Gözaltına alındıktan sonra serbest bırakılan emekli polis memuru adliye binası çıkışında "Ben 1972 yılında kurulan Aziz Nesin Vakfı'nın ilk öğrencilerindenim. Emniyet istihbaratında sağcısı, solcusu, paralelci diye bir şey yok arkadaşlar. Her türlü görüşten ve düşünceden insanlar var. Bunu özellikle belirtmek istedim" dedi.
Zaman'da yer alan haber şöyle:
22 Temmuz operasyonu sonrası polislere yapılan ikinci operasyonda gözaltına alındıktan sonra serbest bırakılan polisler adliyede açıklamalarda bulundu.
Bir hafta önce emekli olan polis memuru Ebubekir Özer, kendisinin Aziz Nesin'in öğrencisini olduğunu belirterek gözaltına alınan polislere ön yargıyla bakıldığını belirtti.
Özer, "Ben bu teşkilata 1994 yılında girdim. Teşkilata girmeden önce Aziz Nesin'in öğrencisiydim. Bundan da gurur duyuyorum. Ben 1972 yılında kurulan Nesin Vakfı'nın ilk öğrencilerindenim. Emniyet istihbaratında sağcısı, solcusu, paralelci diye bir şey yok arkadaşlar. Her türlü görüşten ve düşünceden insanlar var. Bunu özellikle belirtmek istedim. " ifadelerini kullandı.

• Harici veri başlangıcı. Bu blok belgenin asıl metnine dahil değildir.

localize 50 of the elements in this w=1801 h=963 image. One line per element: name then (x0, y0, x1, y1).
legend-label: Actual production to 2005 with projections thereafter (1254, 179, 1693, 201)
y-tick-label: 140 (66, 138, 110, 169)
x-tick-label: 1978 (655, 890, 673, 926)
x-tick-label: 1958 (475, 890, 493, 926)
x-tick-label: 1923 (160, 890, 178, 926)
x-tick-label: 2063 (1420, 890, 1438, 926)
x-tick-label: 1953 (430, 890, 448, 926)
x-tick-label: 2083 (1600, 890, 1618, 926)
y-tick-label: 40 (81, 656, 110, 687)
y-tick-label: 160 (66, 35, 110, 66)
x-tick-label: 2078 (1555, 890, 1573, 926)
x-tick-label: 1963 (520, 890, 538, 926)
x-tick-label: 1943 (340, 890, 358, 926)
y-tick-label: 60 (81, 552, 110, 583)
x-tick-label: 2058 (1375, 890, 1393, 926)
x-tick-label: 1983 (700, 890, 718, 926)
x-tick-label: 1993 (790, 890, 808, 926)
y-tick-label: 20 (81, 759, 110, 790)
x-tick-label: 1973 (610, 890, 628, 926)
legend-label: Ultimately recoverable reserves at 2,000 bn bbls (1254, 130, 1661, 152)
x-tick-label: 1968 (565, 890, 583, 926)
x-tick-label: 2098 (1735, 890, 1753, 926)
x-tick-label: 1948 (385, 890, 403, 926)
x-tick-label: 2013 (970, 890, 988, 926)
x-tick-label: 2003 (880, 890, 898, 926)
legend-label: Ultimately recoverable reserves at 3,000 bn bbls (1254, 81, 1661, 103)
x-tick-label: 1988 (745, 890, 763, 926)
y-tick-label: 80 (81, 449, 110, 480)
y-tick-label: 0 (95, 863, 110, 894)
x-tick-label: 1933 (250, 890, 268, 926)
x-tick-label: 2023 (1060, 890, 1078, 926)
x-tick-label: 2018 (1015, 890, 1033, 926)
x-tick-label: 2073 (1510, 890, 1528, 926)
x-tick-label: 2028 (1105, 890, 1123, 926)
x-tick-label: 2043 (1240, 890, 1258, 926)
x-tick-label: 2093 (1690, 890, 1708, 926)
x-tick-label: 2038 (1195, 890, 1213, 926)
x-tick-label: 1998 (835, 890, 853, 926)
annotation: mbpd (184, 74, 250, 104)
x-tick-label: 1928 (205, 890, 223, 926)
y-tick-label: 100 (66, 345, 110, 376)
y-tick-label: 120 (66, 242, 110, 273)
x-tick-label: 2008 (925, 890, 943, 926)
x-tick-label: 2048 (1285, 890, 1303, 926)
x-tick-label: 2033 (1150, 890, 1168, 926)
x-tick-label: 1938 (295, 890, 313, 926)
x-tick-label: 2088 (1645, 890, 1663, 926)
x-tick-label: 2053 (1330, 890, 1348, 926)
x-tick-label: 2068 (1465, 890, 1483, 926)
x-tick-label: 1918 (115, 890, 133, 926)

Aziz Nesin'in ekmeğini yiyerek bugünlere geldim diyen emekli polis memuru Özer, "Aziz Nesin, 11 tane öğrencinin kahvaltısını yaparak bizleri okula gönderirdi. Aziz Nesin'in insana verdiği değer neyse Fethullah Gülen'in insana verdiği değer aynıdır. Bunu belirtmeye çalıştım." dedi.

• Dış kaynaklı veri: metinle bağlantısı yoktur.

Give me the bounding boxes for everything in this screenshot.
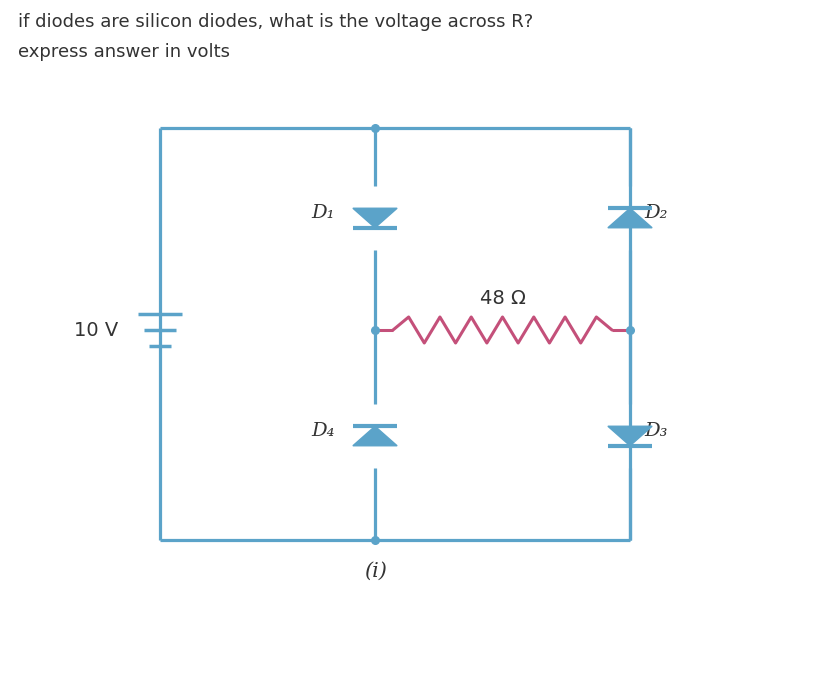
Text: D₄: D₄ [311,422,335,440]
Polygon shape [352,427,397,446]
Text: if diodes are silicon diodes, what is the voltage across R?: if diodes are silicon diodes, what is th… [18,13,533,31]
Text: 10 V: 10 V [74,321,118,339]
Text: D₂: D₂ [643,204,667,222]
Polygon shape [607,427,652,446]
Text: express answer in volts: express answer in volts [18,43,230,61]
Text: D₃: D₃ [643,422,667,440]
Polygon shape [352,208,397,228]
Text: D₁: D₁ [311,204,335,222]
Polygon shape [607,208,652,228]
Text: 48 Ω: 48 Ω [479,289,525,308]
Text: (i): (i) [363,562,386,581]
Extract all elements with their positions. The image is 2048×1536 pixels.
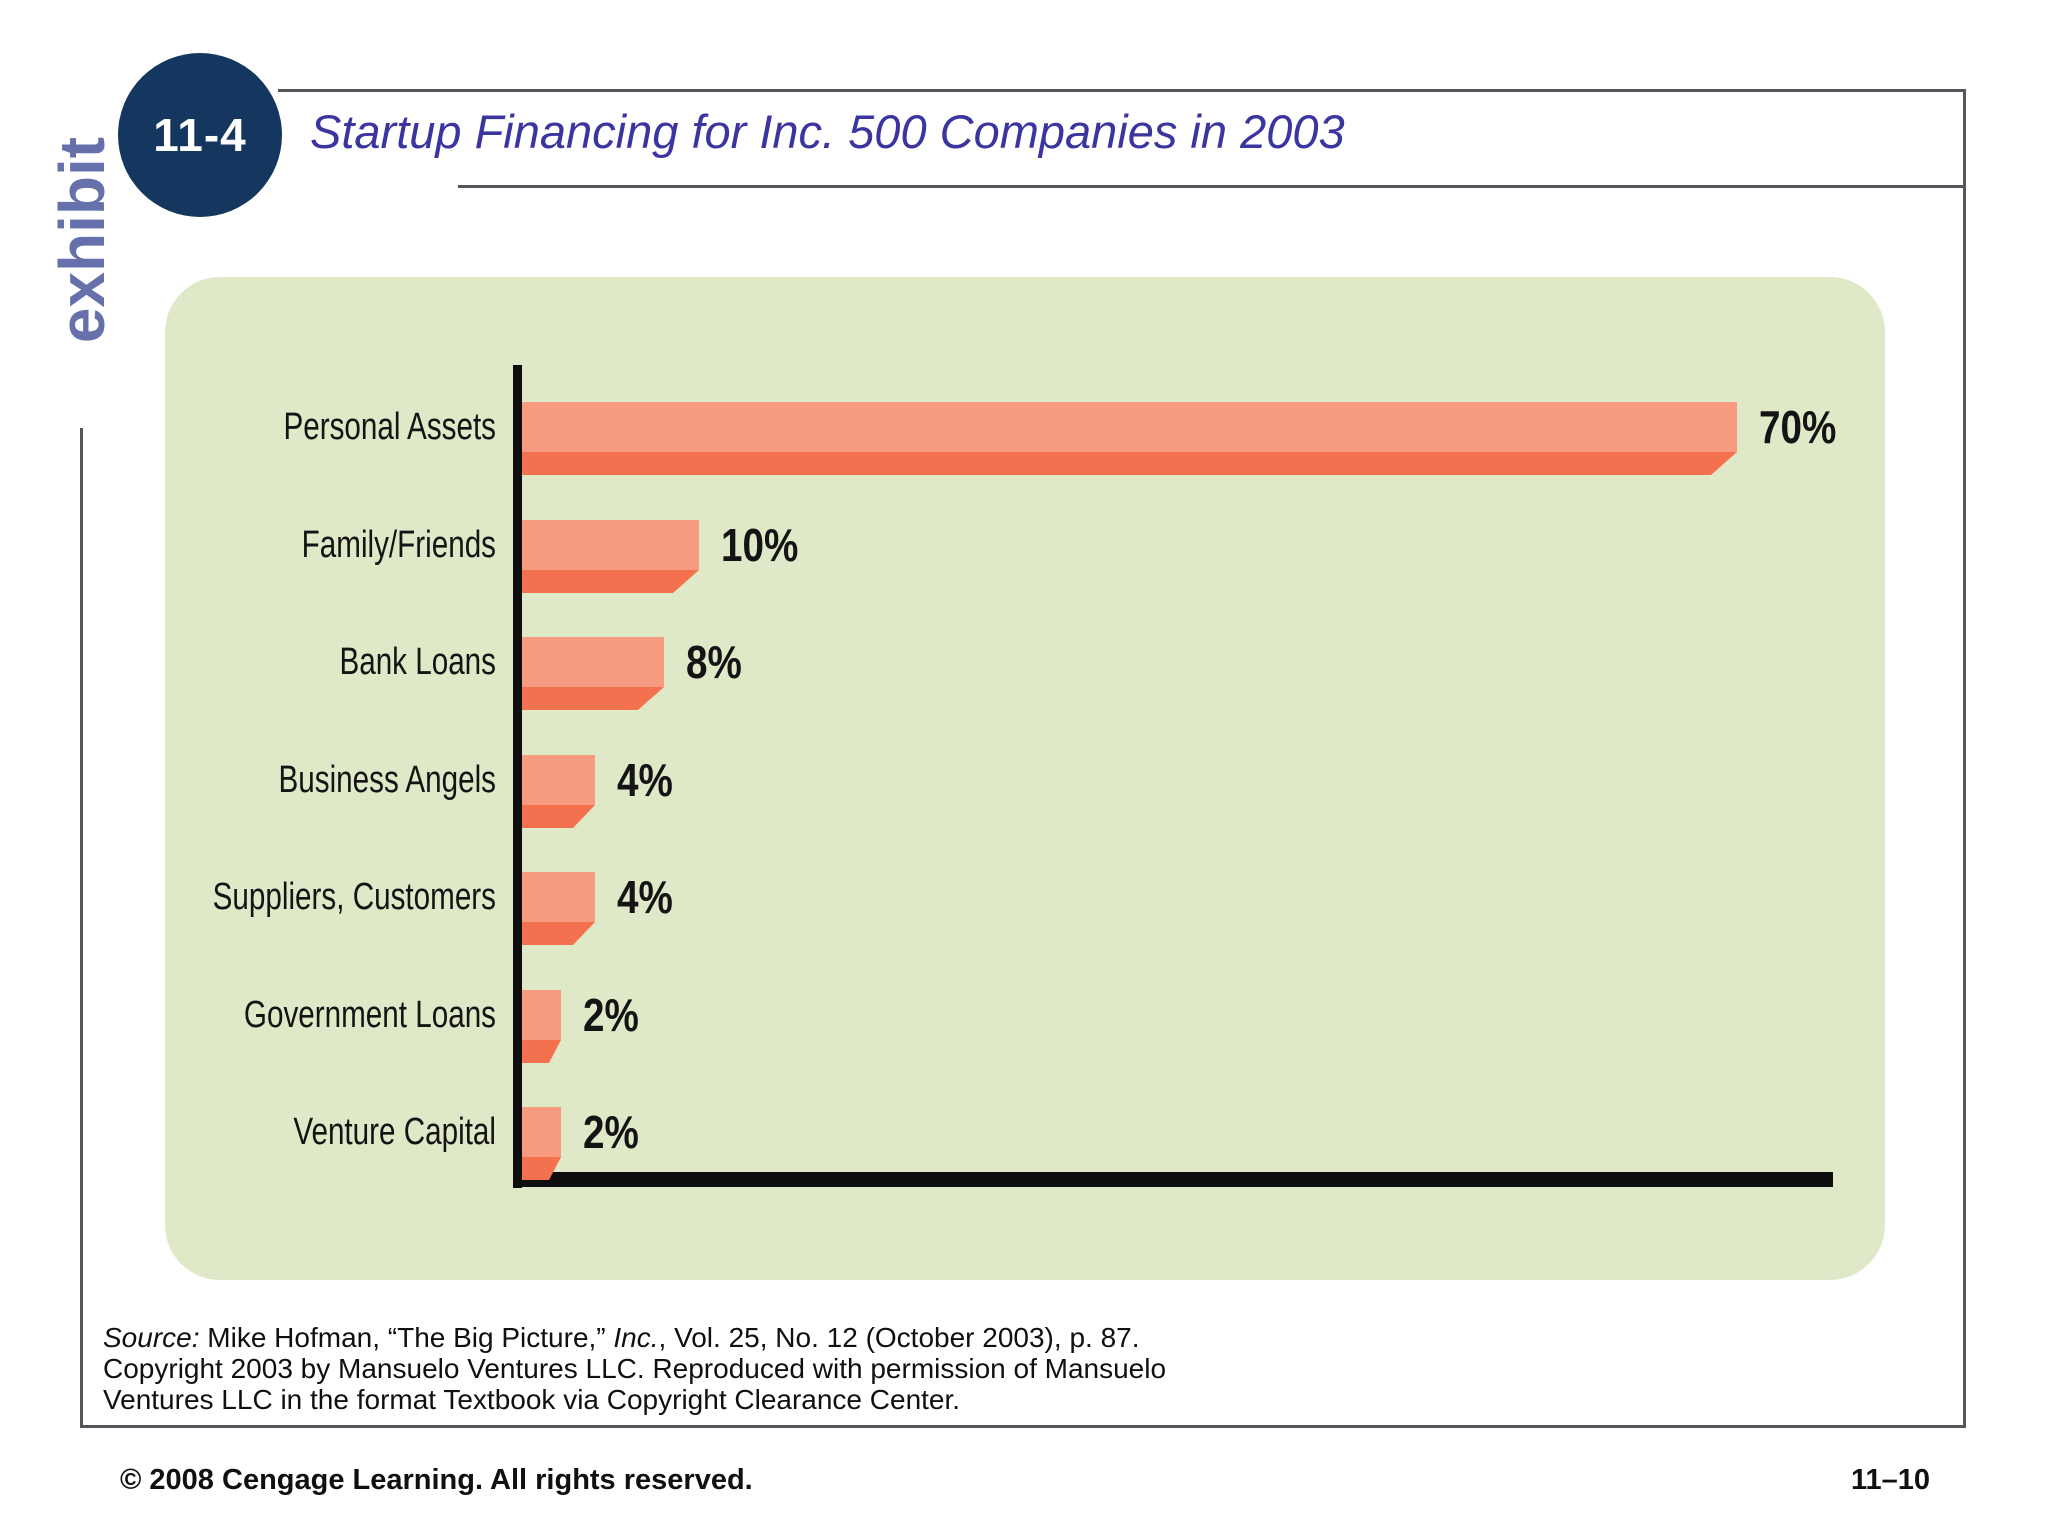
- bar-front-face: [522, 922, 595, 945]
- frame-border-right: [1963, 89, 1966, 1428]
- source-word: Source:: [103, 1322, 200, 1353]
- bar-top-face: [522, 990, 561, 1040]
- bar-front-face: [522, 1157, 561, 1180]
- value-label: 4%: [617, 871, 673, 923]
- source-journal: Inc.: [613, 1322, 659, 1353]
- source-line-2: Copyright 2003 by Mansuelo Ventures LLC.…: [103, 1353, 1167, 1384]
- exhibit-sidebar-label: exhibit: [46, 136, 118, 344]
- category-label: Personal Assets: [283, 406, 496, 448]
- bar-top-face: [522, 402, 1737, 452]
- category-label: Government Loans: [243, 994, 496, 1036]
- bar-top-face: [522, 755, 595, 805]
- title-rule-top: [278, 89, 1966, 92]
- x-axis-line: [513, 1172, 1833, 1187]
- category-label: Business Angels: [278, 759, 496, 801]
- bar-front-face: [522, 1040, 561, 1063]
- bar-front-face: [522, 570, 699, 593]
- category-label: Family/Friends: [301, 524, 496, 566]
- frame-border-bottom: [80, 1425, 1966, 1428]
- source-note: Source: Mike Hofman, “The Big Picture,” …: [103, 1322, 1166, 1415]
- bar-front-face: [522, 452, 1737, 475]
- source-line-1: Source: Mike Hofman, “The Big Picture,” …: [103, 1322, 1166, 1353]
- bar-front-face: [522, 805, 595, 828]
- value-label: 4%: [617, 754, 673, 806]
- source-text-2: , Vol. 25, No. 12 (October 2003), p. 87.: [658, 1322, 1140, 1353]
- category-label: Suppliers, Customers: [212, 876, 496, 918]
- source-text: Mike Hofman, “The Big Picture,”: [199, 1322, 614, 1353]
- title-rule-bottom: [458, 185, 1966, 188]
- source-line-3: Ventures LLC in the format Textbook via …: [103, 1384, 961, 1415]
- page-number: 11–10: [1850, 1464, 1930, 1496]
- value-label: 2%: [583, 989, 639, 1041]
- category-label: Venture Capital: [293, 1111, 496, 1153]
- bar-top-face: [522, 1107, 561, 1157]
- category-label: Bank Loans: [339, 641, 496, 683]
- value-label: 2%: [583, 1106, 639, 1158]
- exhibit-number-badge: 11-4: [118, 53, 282, 217]
- bar-top-face: [522, 872, 595, 922]
- exhibit-number: 11-4: [153, 109, 247, 161]
- bar-front-face: [522, 687, 664, 710]
- slide-title: Startup Financing for Inc. 500 Companies…: [310, 105, 1345, 158]
- frame-border-left: [80, 428, 83, 1428]
- bar-top-face: [522, 637, 664, 687]
- bar-top-face: [522, 520, 699, 570]
- y-axis-line: [513, 365, 522, 1188]
- value-label: 10%: [721, 519, 799, 571]
- value-label: 70%: [1759, 401, 1837, 453]
- copyright-text: © 2008 Cengage Learning. All rights rese…: [120, 1464, 753, 1496]
- value-label: 8%: [686, 636, 742, 688]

İkinci 'Kaç ismail’ vakasına şahit olan polis konuştu
Zaman'ın haberine göre, serbest bırakılan polis memurlarından Melik Arlı şöyle konuştu: İkinci Kaç İsmail Kaç vakasıyla ilgili olarak konuşacağım. Devletime, kaçmadan teslim oldum. Boynumuz kıldan ince deyip geldik. Savcımın odasına polisle girdim. İçeride savcımla beraber 3 kişi daha vardı. İki kişi rahat konuşalım diye çıktılar. Biz avukatımızın Başsavcılığına savcının reddiyle ilgili olarak talebi oldu. Savcım ise "Rahat ol, otur" dedi. Akabinde, yanındaki takım elbisesi şahıs, "Görev yaptığın Kahramanmaraş İstihbarat Şubesi'nde hakkında güzel haberler geldi. Senin konuşabileceğimizi, bilgi verebileceğini söylediler. Rahat ol, yoksa bak süreç kötü gidecek, zarar göreceksin." dedi.

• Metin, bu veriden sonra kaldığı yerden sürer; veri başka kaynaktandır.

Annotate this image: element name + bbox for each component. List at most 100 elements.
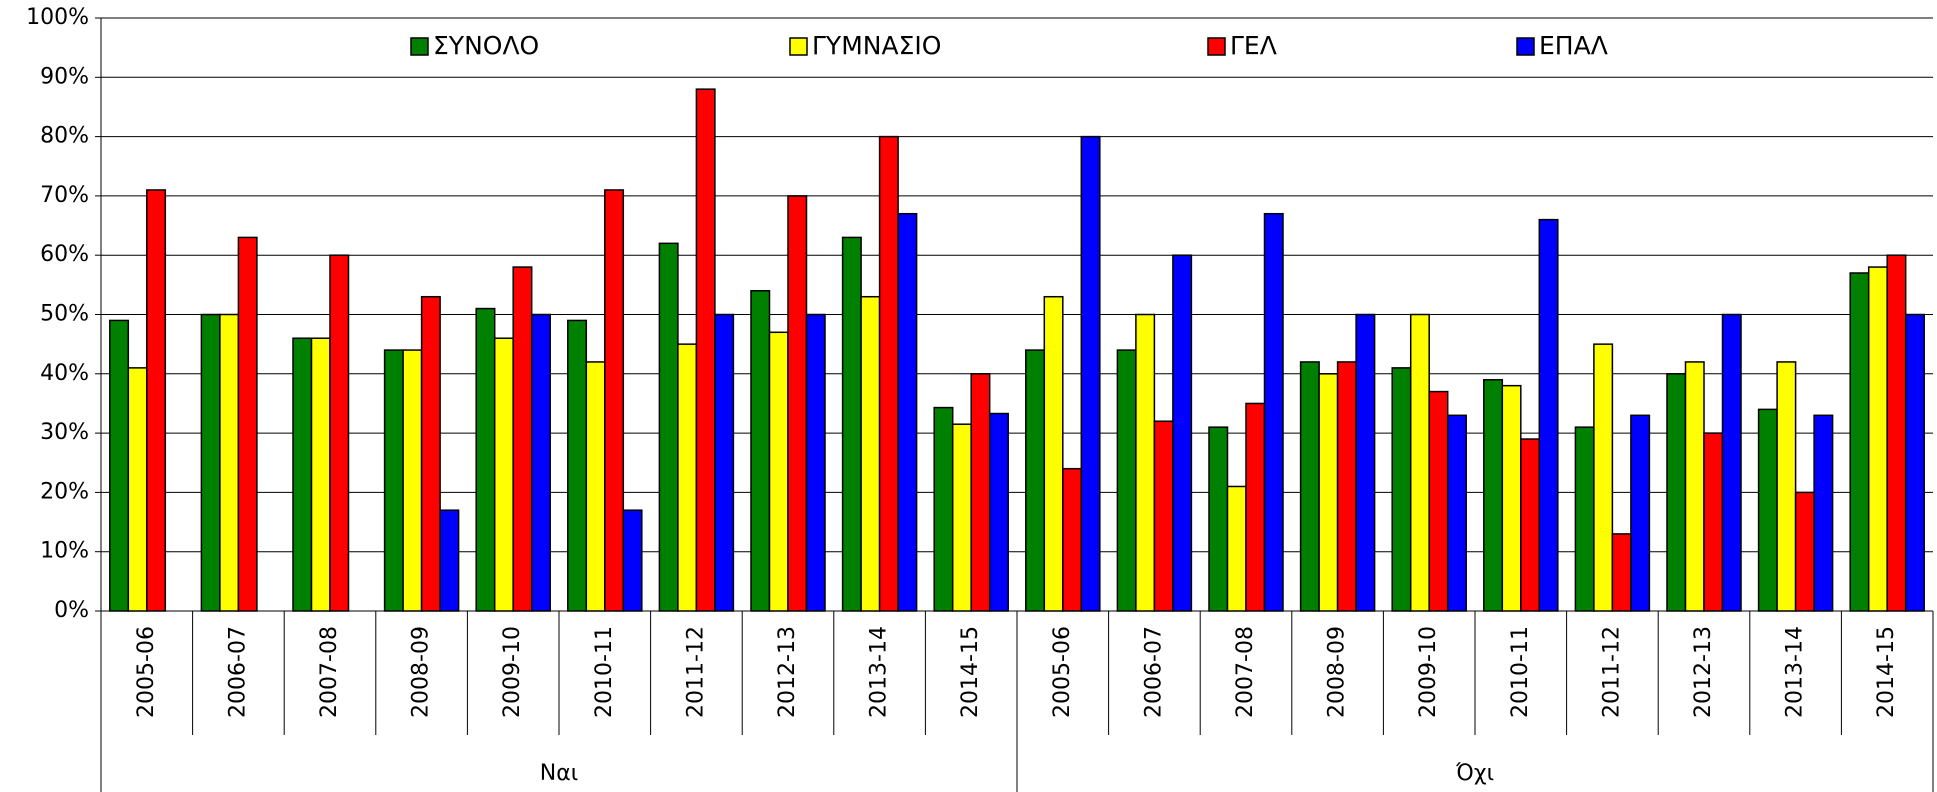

Neyle bilgi istediklerini sorduğumda cemaat yapılanması dendi. Savcı ve yanındaki şahıs emniyetin imamını sordu bana.
"Mesela, Ali Fuat Yılmazer'in kendinden düşük rütbeli bir polise ağabey dediğini duydun mu?" dedi. Ben de "Tüm Türkiye'de, astlar üstlerine ağabey der, üstler de altlarına da bey diye hitap eder." dedim.
‘Himmet toplanıyor mu? ‘Gazeteye abone misin?’ diye sordular. Ben şaşırdım. İfade vermek için giden biri, sanki biz senin cemaatten olduğunu biliyoruz, bize her şeyi anlat, gizli tanık ol der gibiler. Ya bize istediğimiz gibi bilgi ver, yoksa seni nezarete attıracağız dendi.”
'İstihbarat raporlar ileride sıkıntı oluşturabilir'
Önüme bir şey koydu. ‘Ben avukatıma okutayım, hukuki durumu bilmiyorum’ dedim. O zaman ‘kolundan tutup atın’ dedi.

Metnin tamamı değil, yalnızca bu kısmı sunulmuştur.